We head downstairs past the glory wall of pictures: me at two in a Halloween princess costume, me performing with the eighth grade dance team. I glance at a few recent pics and make mental notes about what clothes to buy. It seems I’m into skinny jeans and tank tops.
Since my release from Swedish Hospital all I’ve wanted to wear are sweatpants and long-sleeved shirts, sheepskin boots and some kind of hat that covers my short blond hair. I pretend it’s a style thing, but I don’t want anyone to see my scars, even though my hair pretty much covers them.
Well not all of them. I pull the moonstone choker out of my purse and fasten the clasp behind my neck. It falls just right to cover my trach scar.
“Let me get my purse,” Mom says, disappearing into the kitchen.
I head outside into the Pacific Northwest sunshine. Living in Sammamish has its advantages. It feels like we’re in the mountains even though we’re only thirty minutes from downtown Seattle.
I take a deep breath. The crisp scent of pine clears my head and for a second I feel like I can really do this, I can become my old self. Hope bubbles up in my chest and I open my eyes with a smile.
And then I see
him
.
J.D. Pratt is on his front porch across the street, lounging in a chair, writing in a notebook.

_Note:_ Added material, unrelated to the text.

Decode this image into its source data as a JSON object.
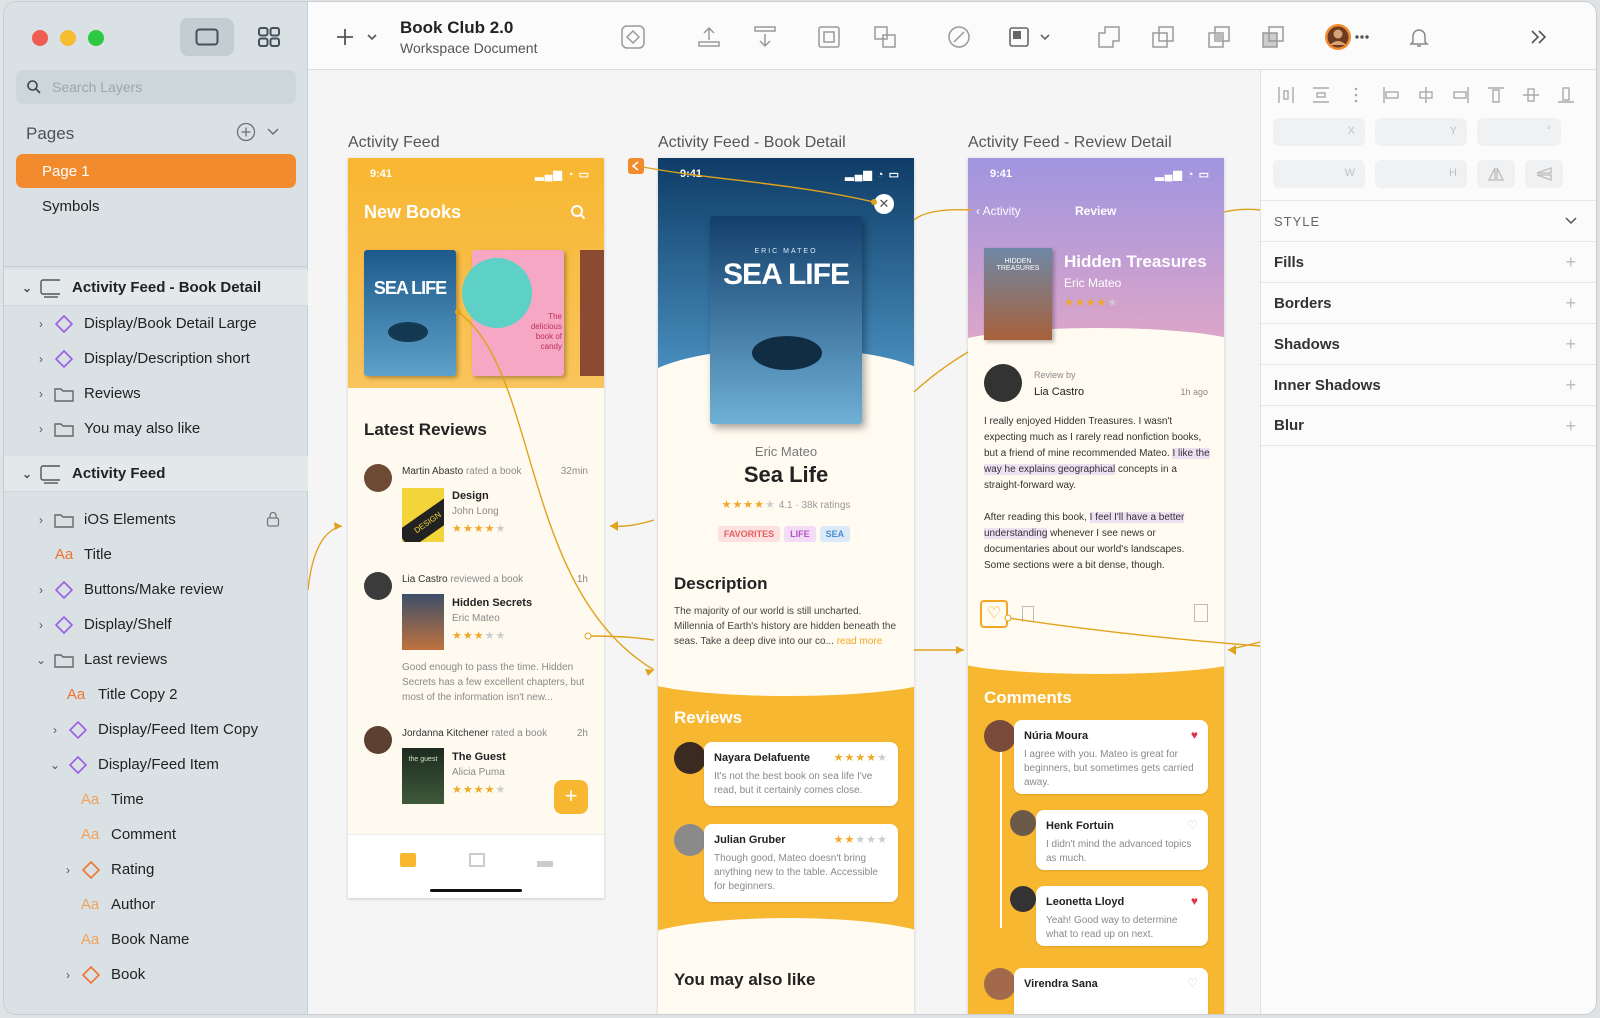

I can’t do twenty sit-ups or remember the word for backpack, yet he sits there doing the most mundane things with ease.
Rage claws its way up my chest. I want to hurt him in ways that scare me. Ways that include a baseball bat, a two-by-four and…
I close my eyes and wonder…if I get into Mom’s car, floor it across the street and run over J.D. Pratt, spill his blood all over the grass and leave him with permanent brain damage, will I get my life back?
Will I?
Run him over? Spill his blood all over the grass?
God, what’s happening to me? I never used to think like this, did I?
The sight of J.D. floods my brain with memories, like waking up and thinking I was in heaven and being pissed that I didn’t get to do the whole prom thing.
But I wasn’t in heaven. I was in a hospital bed surrounded by strangers. People were talking at me but the sounds didn’t make sense. I was confused, terrified.